El dragón puede ser; pero de ninguna manera Wotan. Romper la lanza de Wotan es justamente lo que quiere la revolución moderna en todas sus cabezas de Hidra –desde la masonería al marxismo- e impulsados por la Cábala.
Sin darse cuenta Wagner sirve al judaísmo en su vertiente más perversa. Como lo servirá, luego, Hitler.
Es por medio de la música cómo Richard Wagner quiere adentrar estas concepciones en su público, arrastrando a todos los oyentes, en la liturgia del teatro, por medio de su música arrebatadora a identificarse con Sigfrido, el hombre-Dios, el ario, enemigo implacable del hombre corrupto por la idea de Dios, el judío.
Esto lo toma, sin más, Hitler, tan influido por el esoterismo oriental. Alemania será la encargada, en trágica confusión, de liquidar al dragón y a Wotan. Al oro judío, sí, pero, lamentablemente, también al Dios de los judíos.
En horrible parodia de los valores cristianos, en confusión ideológica y en el más desdichado racismo, opone el cabalismo neopagano al cabalismo liberal y democrático. Lo peor de todo: en nombre de una legítima cruzada contra el oro judío, contra el comunismo y contra el liberalismo.
Desde esta trágica confusión, estar en contra del judaísmo o del comunismo o del liberalismo, es lo mismo que ser nazi o fascista. No hay opción verdadera y legítima como, por ejemplo, la de ser cristiano.
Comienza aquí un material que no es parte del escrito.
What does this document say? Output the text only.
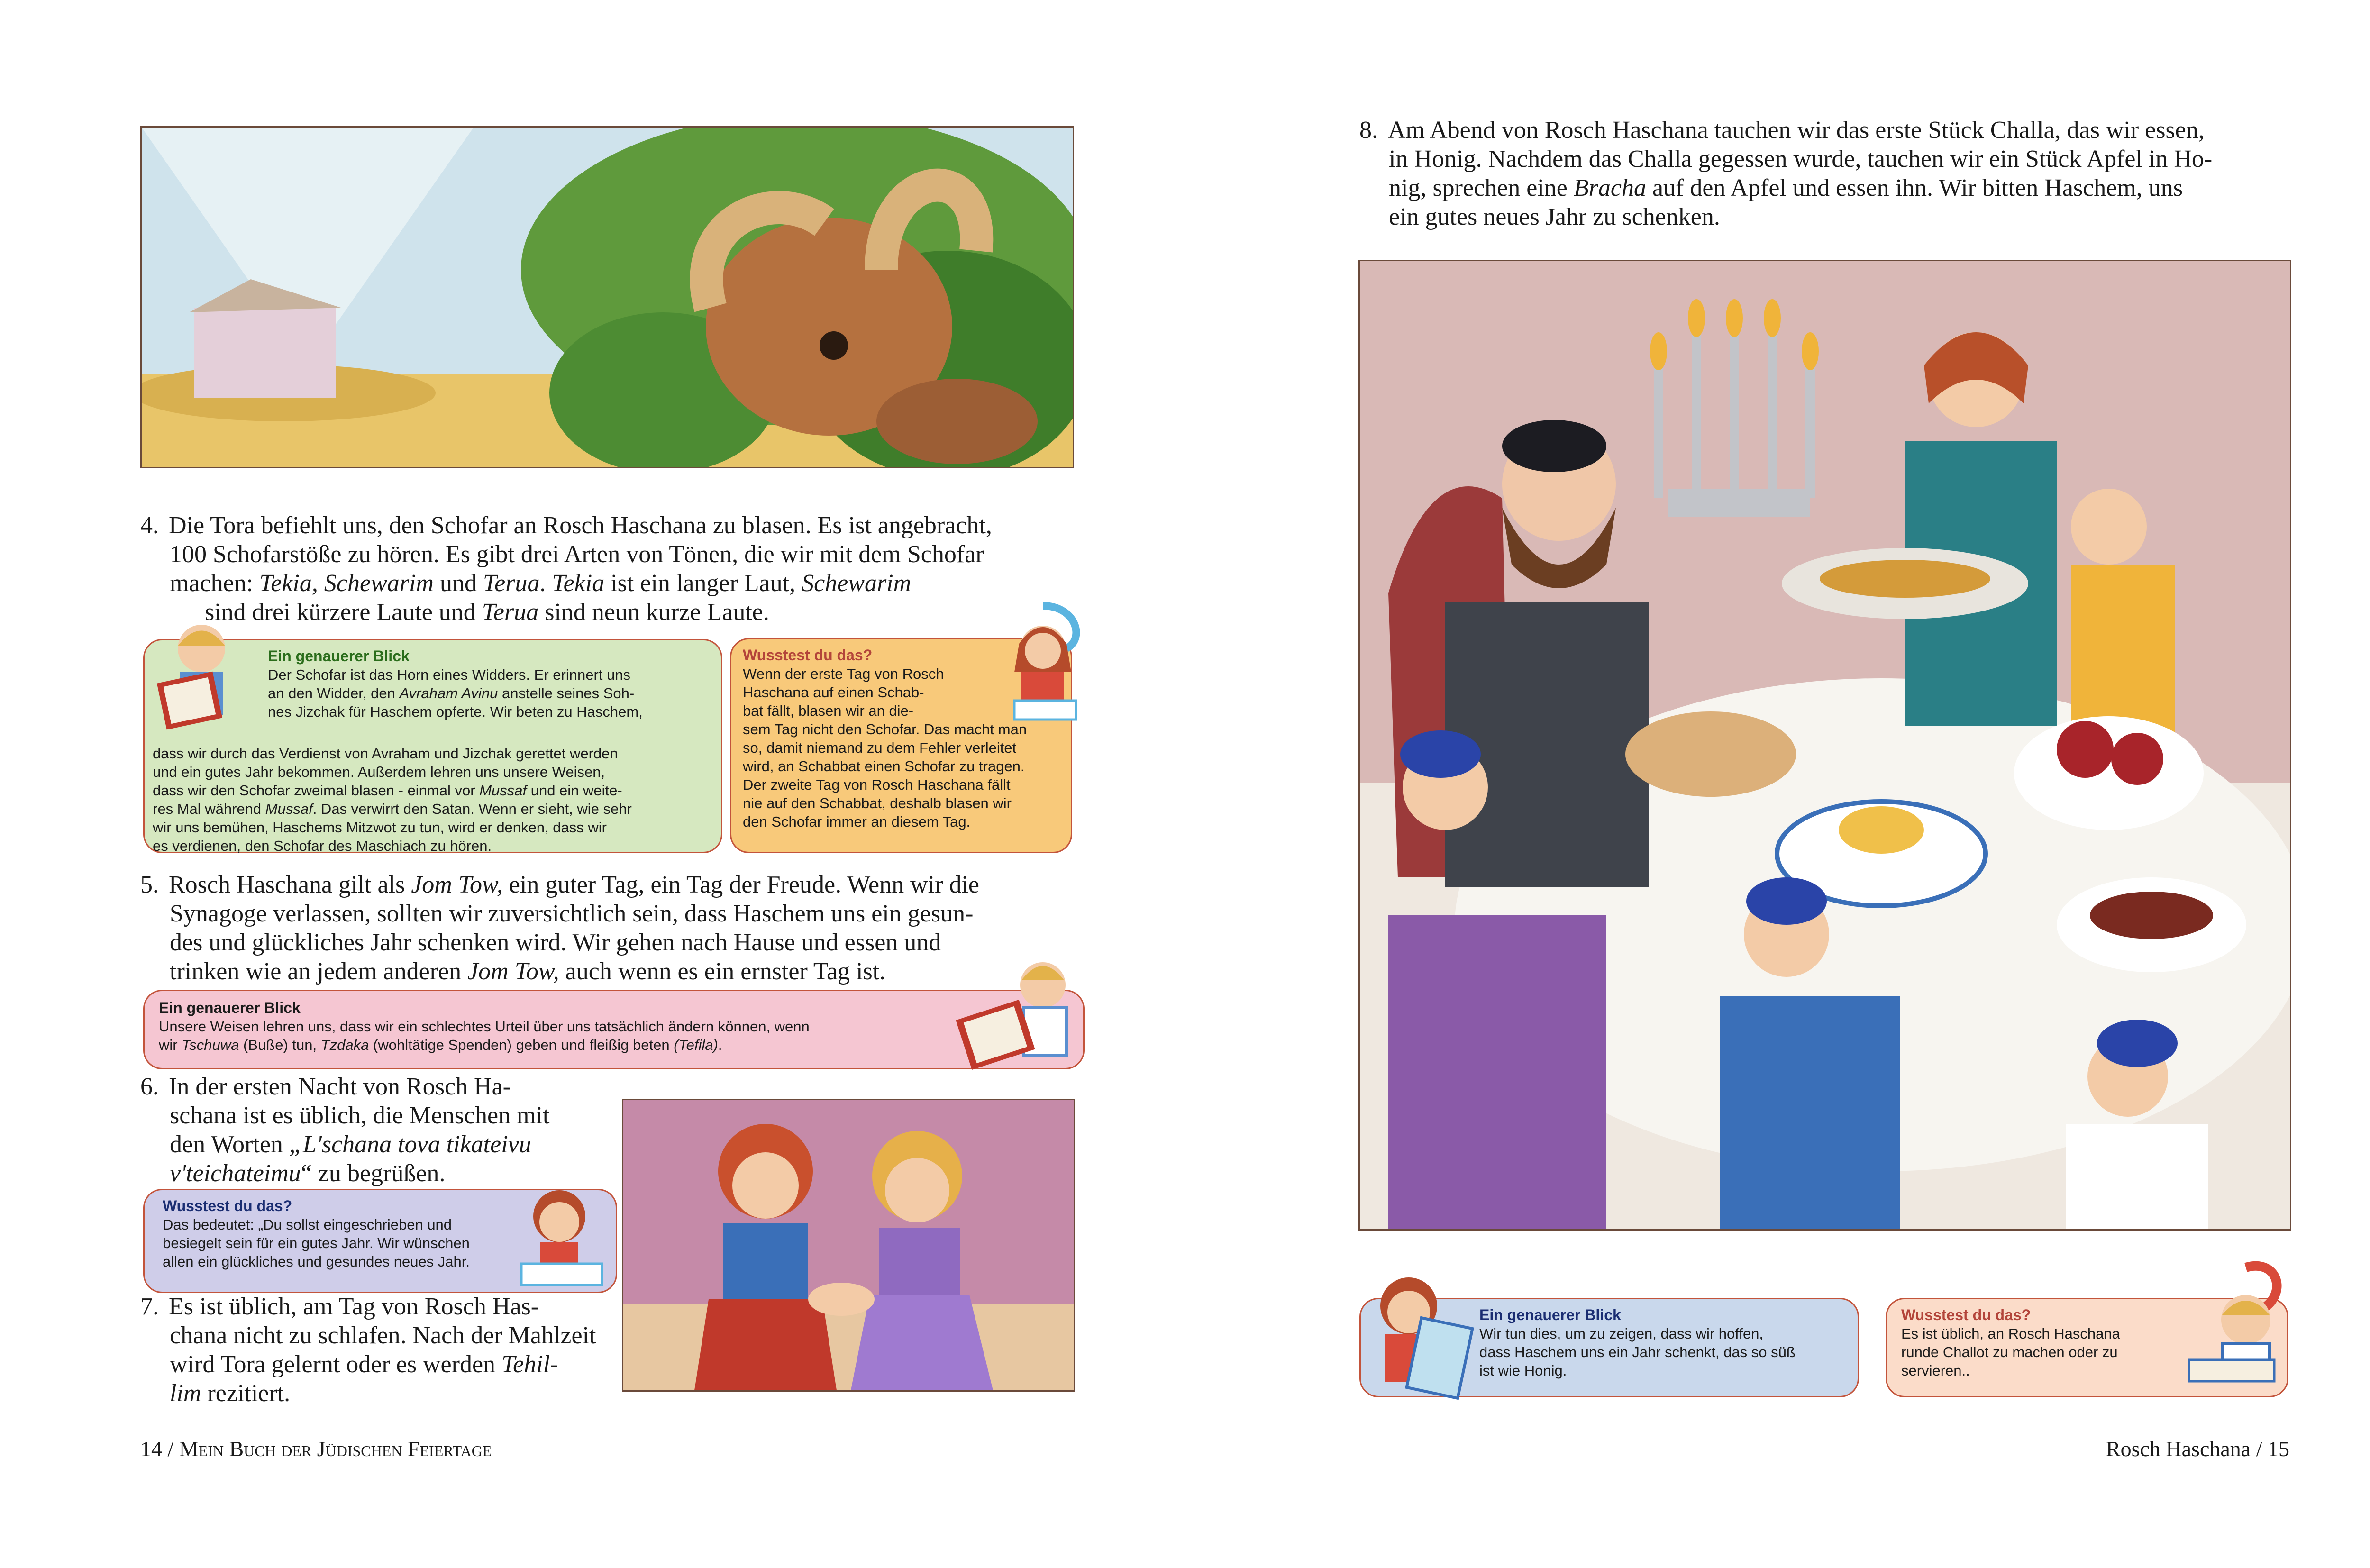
4. Die Tora befiehlt uns, den Schofar an Rosch Haschana zu blasen. Es ist angebracht,

100 Schofarstöße zu hören. Es gibt drei Arten von Tönen, die wir mit dem Schofar

machen: Tekia, Schewarim und Terua. Tekia ist ein langer Laut, Schewarim

sind drei kürzere Laute und Terua sind neun kurze Laute.

Ein genauerer Blick
Der Schofar ist das Horn eines Widders. Er erinnert uns
an den Widder, den Avraham Avinu anstelle seines Soh-
nes Jizchak für Haschem opferte. Wir beten zu Haschem,
dass wir durch das Verdienst von Avraham und Jizchak gerettet werden
und ein gutes Jahr bekommen. Außerdem lehren uns unsere Weisen,
dass wir den Schofar zweimal blasen - einmal vor Mussaf und ein weite-
res Mal während Mussaf. Das verwirrt den Satan. Wenn er sieht, wie sehr
wir uns bemühen, Haschems Mitzwot zu tun, wird er denken, dass wir
es verdienen, den Schofar des Maschiach zu hören.
Wusstest du das?
Wenn der erste Tag von Rosch
Haschana auf einen Schab-
bat fällt, blasen wir an die-
sem Tag nicht den Schofar. Das macht man
so, damit niemand zu dem Fehler verleitet
wird, an Schabbat einen Schofar zu tragen.
Der zweite Tag von Rosch Haschana fällt
nie auf den Schabbat, deshalb blasen wir
den Schofar immer an diesem Tag.

5. Rosch Haschana gilt als Jom Tow, ein guter Tag, ein Tag der Freude. Wenn wir die

Synagoge verlassen, sollten wir zuversichtlich sein, dass Haschem uns ein gesun-

des und glückliches Jahr schenken wird. Wir gehen nach Hause und essen und

trinken wie an jedem anderen Jom Tow, auch wenn es ein ernster Tag ist.

Ein genauerer Blick
Unsere Weisen lehren uns, dass wir ein schlechtes Urteil über uns tatsächlich ändern können, wenn
wir Tschuwa (Buße) tun, Tzdaka (wohltätige Spenden) geben und fleißig beten (Tefila).

6. In der ersten Nacht von Rosch Ha-

schana ist es üblich, die Menschen mit

den Worten „L'schana tova tikateivu

v'teichateimu“ zu begrüßen.

Wusstest du das?
Das bedeutet: „Du sollst eingeschrieben und
besiegelt sein für ein gutes Jahr. Wir wünschen
allen ein glückliches und gesundes neues Jahr.

7. Es ist üblich, am Tag von Rosch Has-

chana nicht zu schlafen. Nach der Mahlzeit

wird Tora gelernt oder es werden Tehil-

lim rezitiert.

14 / Mein Buch der Jüdischen Feiertage

8. Am Abend von Rosch Haschana tauchen wir das erste Stück Challa, das wir essen,

in Honig. Nachdem das Challa gegessen wurde, tauchen wir ein Stück Apfel in Ho-

nig, sprechen eine Bracha auf den Apfel und essen ihn. Wir bitten Haschem, uns

ein gutes neues Jahr zu schenken.

Ein genauerer Blick
Wir tun dies, um zu zeigen, dass wir hoffen,
dass Haschem uns ein Jahr schenkt, das so süß
ist wie Honig.
Wusstest du das?
Es ist üblich, an Rosch Haschana
runde Challot zu machen oder zu
servieren..
Rosch Haschana / 15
No: la única respuesta a la divinización ilegítima del Hombre, en sus múltiples formas -o del oro o de la libertad sin límites o de la raza o de la voluntad divina popular o del Estado- es el cristianismo. Sabernos ‘no dioses', creaturas -como sabía el Antiguo Testamento- y, por tanto, sometidos a su ley liberadora y plenificante.
Escuchar, sí, el llamado a la divinización; pero el que se hace por medio de la gracia, el que no podemos obtener por medio de las espadas que fabriquemos nosotros, ni deponiendo a Dios, ni destruyendo el Walhalla ni construyendo utopías en su lugar –utopías llenas de archipiélagos Gulag y de campos de concentración- sino de la única manera que se pude obtener, en la plegaria, en la oración, en la acción de gracias, pidiendo sin desfallecer, en la gratuidad de la fe.
Pero; es que, cuando venga el hijo del Hombre, ¿encontrará fe en la tierra?
1 Dirección : G. Ötvös; Regie : R. Oswald; Cantantes : S. Wenkoff, U. Vinzing, G. Unger ,W. Probst, F. Wyzner, V. de Narké, G. Alperyn.